FP1では時折雨が見られたものの、この日は終始ドライコンディションに恵まれた。ホンダ勢を含む各チームは、2021年仕様のピレリのプロトタイプタイヤのテストを交えながら、来年と週末に向けた準備を進めるべく、順調に走行を重ねていった。

予選・決勝とコンディションが大きく異るという点でタイムシートに大きな意味はないものの、ホンダPU勢はミディアムタイヤでベストタイムをマークしたアルファタウリのピエール・ガスリーを筆頭に、オープニング・セッションで4台中3台がトップ7に入る好スタートを切った。

日没後、495本の人工照明塔がコースを明るく照らし出す中で行われたFP2では、マックス・フェルスタッペンがルイス・ハミルトン(メルセデス)に続く2番手タイムを記録。ピエール・ガスリーとダニール・クビアトもこれに続き、6番手と9番手タイムをマークした。

ただしアルボンは、ソフトタイヤでのフライングラップ中に最終ターン15でアウト側に膨らみ、車体右側から激しくウォールに激突した。RB16は大破してコース上には大量のデブリが飛散。セッションは赤旗中断となった。時計の針が終了を告げる前にヘルメットを脱ぐ事となったが、アルボンも10番手につけ、ホンダPU勢は全車がトップ10以内で初日を終えた。

順位 ドライバー チーム タイム
2 マックス・フェルスタッペン レッドブル・ホンダ 1:29.318 +0.347 34
6 ピエール・ガスリー アルファタウリ・ホンダ 1:29.551 +0.580 35
9 ダニール・クビアト アルファタウリ・ホンダ 1:29.900 +0.929 34
10 アレックス・アルボン レッドブル・ホンダ 1:30.014 +1.043 17

初日を振り返ったホンダF1の現場統括責任者を務める田辺豊治テクニカル・ディレクターは「FP2でアルボン選手がクラッシュするトラブルはあったものの、それを除くとPUとしては順調な一日になりました」と語った。

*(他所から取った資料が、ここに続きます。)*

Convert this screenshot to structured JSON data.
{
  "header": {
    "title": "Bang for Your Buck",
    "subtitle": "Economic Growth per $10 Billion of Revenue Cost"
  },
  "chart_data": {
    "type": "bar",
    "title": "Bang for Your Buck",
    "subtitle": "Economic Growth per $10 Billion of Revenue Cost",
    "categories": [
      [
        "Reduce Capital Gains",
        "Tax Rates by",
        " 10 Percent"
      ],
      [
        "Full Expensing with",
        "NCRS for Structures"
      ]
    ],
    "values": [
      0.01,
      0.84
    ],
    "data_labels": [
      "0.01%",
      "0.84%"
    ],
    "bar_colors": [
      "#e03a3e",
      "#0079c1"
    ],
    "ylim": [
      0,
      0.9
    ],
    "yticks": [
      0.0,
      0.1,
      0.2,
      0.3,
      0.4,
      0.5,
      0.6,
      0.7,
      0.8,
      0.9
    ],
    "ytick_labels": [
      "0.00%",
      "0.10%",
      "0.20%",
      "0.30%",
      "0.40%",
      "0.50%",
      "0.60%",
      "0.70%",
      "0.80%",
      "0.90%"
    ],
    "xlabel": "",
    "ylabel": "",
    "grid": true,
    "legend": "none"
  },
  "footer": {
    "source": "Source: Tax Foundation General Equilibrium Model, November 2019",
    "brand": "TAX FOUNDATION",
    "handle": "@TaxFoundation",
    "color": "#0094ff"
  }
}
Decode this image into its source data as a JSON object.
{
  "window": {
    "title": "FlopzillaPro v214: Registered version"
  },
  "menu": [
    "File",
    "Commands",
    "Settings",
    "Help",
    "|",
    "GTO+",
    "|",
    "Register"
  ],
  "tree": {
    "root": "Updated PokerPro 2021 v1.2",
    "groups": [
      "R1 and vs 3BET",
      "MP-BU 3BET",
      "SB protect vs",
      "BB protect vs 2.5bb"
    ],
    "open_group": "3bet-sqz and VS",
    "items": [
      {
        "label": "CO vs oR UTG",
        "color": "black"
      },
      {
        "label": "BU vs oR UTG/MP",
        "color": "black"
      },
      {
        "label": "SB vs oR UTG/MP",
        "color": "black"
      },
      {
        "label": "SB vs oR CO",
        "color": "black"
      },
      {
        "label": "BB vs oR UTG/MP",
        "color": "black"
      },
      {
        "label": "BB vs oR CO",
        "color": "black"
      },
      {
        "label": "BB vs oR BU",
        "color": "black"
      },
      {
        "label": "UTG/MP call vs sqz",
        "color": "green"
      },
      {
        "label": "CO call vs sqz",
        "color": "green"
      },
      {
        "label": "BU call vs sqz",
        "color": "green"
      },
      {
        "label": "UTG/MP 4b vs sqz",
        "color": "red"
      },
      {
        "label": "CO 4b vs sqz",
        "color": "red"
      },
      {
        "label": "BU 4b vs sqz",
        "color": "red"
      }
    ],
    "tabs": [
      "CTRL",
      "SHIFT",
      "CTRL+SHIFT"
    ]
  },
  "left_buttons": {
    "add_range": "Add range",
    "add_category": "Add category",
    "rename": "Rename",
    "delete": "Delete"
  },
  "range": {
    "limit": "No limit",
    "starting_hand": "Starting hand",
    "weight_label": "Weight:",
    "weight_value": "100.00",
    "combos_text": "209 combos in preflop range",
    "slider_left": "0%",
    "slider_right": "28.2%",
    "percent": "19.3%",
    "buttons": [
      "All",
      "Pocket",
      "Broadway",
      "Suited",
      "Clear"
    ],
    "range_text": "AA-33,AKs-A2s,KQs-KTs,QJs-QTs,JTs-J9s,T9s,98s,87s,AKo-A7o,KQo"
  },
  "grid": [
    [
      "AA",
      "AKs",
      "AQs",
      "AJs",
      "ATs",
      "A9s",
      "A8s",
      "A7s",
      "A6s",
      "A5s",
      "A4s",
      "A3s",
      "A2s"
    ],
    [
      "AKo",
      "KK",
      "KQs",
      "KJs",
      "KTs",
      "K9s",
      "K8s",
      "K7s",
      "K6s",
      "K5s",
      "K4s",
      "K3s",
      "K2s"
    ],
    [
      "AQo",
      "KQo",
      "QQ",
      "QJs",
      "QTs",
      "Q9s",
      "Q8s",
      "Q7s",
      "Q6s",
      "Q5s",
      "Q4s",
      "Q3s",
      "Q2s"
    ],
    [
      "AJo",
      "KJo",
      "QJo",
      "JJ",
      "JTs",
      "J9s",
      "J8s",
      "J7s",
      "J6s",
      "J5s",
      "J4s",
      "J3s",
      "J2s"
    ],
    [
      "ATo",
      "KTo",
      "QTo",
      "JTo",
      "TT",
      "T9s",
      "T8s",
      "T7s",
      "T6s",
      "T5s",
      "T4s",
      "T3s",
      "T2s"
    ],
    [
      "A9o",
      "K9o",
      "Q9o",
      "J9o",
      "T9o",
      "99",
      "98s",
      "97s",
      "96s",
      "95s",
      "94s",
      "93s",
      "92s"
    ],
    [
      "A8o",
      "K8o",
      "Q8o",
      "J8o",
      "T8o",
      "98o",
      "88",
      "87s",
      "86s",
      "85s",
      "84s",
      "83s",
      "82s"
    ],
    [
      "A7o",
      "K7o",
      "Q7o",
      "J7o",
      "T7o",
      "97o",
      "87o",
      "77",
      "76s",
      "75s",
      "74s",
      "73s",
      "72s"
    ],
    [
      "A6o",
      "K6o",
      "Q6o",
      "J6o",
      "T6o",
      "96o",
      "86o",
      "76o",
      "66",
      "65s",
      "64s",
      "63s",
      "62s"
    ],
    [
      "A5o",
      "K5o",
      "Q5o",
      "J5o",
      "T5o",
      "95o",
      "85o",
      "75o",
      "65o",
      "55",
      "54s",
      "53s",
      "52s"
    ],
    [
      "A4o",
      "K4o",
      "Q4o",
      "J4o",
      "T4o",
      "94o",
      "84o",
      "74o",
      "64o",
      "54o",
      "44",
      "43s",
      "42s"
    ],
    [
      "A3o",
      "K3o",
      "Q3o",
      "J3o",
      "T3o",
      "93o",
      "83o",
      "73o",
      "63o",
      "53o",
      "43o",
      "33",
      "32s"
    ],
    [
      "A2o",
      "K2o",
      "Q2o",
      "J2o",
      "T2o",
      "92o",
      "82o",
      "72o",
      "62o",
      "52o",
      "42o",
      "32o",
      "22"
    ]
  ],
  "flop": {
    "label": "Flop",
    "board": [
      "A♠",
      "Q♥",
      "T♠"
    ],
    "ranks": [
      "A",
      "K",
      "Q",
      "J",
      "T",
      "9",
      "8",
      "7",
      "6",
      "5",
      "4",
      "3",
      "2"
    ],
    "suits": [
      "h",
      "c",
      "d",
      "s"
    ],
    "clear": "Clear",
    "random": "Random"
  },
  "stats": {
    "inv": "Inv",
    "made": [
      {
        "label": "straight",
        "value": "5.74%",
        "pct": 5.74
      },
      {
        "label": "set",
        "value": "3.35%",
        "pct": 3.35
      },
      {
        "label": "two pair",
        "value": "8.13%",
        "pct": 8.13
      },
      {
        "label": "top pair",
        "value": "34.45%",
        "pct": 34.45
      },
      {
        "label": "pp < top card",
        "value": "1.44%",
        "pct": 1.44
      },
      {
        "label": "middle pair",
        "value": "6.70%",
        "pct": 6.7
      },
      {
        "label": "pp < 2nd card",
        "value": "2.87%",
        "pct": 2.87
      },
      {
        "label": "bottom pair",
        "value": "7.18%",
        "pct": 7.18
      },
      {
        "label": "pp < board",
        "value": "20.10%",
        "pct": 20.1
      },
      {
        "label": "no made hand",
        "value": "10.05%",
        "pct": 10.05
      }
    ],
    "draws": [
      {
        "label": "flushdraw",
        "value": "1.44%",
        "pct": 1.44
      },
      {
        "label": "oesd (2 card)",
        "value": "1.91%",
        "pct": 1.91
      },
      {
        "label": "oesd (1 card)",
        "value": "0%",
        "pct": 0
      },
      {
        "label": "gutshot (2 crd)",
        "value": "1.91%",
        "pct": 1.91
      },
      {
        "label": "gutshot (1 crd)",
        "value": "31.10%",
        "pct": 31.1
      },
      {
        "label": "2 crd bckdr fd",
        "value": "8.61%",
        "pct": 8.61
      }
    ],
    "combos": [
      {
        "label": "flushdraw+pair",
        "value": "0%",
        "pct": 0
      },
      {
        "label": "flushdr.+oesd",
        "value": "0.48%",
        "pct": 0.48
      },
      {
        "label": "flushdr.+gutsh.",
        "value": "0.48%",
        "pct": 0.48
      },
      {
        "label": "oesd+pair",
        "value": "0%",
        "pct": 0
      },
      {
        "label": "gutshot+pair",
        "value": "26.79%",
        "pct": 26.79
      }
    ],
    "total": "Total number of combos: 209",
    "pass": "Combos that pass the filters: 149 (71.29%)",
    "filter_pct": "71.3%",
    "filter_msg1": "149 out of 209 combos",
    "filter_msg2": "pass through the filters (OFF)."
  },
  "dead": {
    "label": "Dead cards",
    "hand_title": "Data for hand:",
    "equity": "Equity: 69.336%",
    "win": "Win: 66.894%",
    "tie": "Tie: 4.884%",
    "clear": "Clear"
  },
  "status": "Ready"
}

「午前に雨が降り、それ以降も雲に覆われた天候であったため、両セッション共、例年とは少々異なる低い外気温度と路面温度コンディションの中で行われました。予選も決勝も日没後の開始となるため、外気温度と路面温度の推移などに注意しながら、今日のデータを参考にしてPU及び車体双方それぞれのセッティングを進めていきます」

気になるのはアルボンのクルマに搭載されていたパワーユニットだが、田辺豊治テクニカル・ディレクターは「これからダメージの詳細確認を進めます」と述べるに留めた。

なおレッドブル・レーシングのクリスチャン・ホーナー代表は、ギアボックスは金曜専用品であった事を明かした上で、現時点ではモノコックとエンジンに問題はなさそうだとの認識を示している。


F1バーレーングランプリ3回目のフリー走行は日本時間11月28日(土)20時から、公式予選は同23時から1時間に渡ってバーレーン・インターナショナル・サーキットで開催される。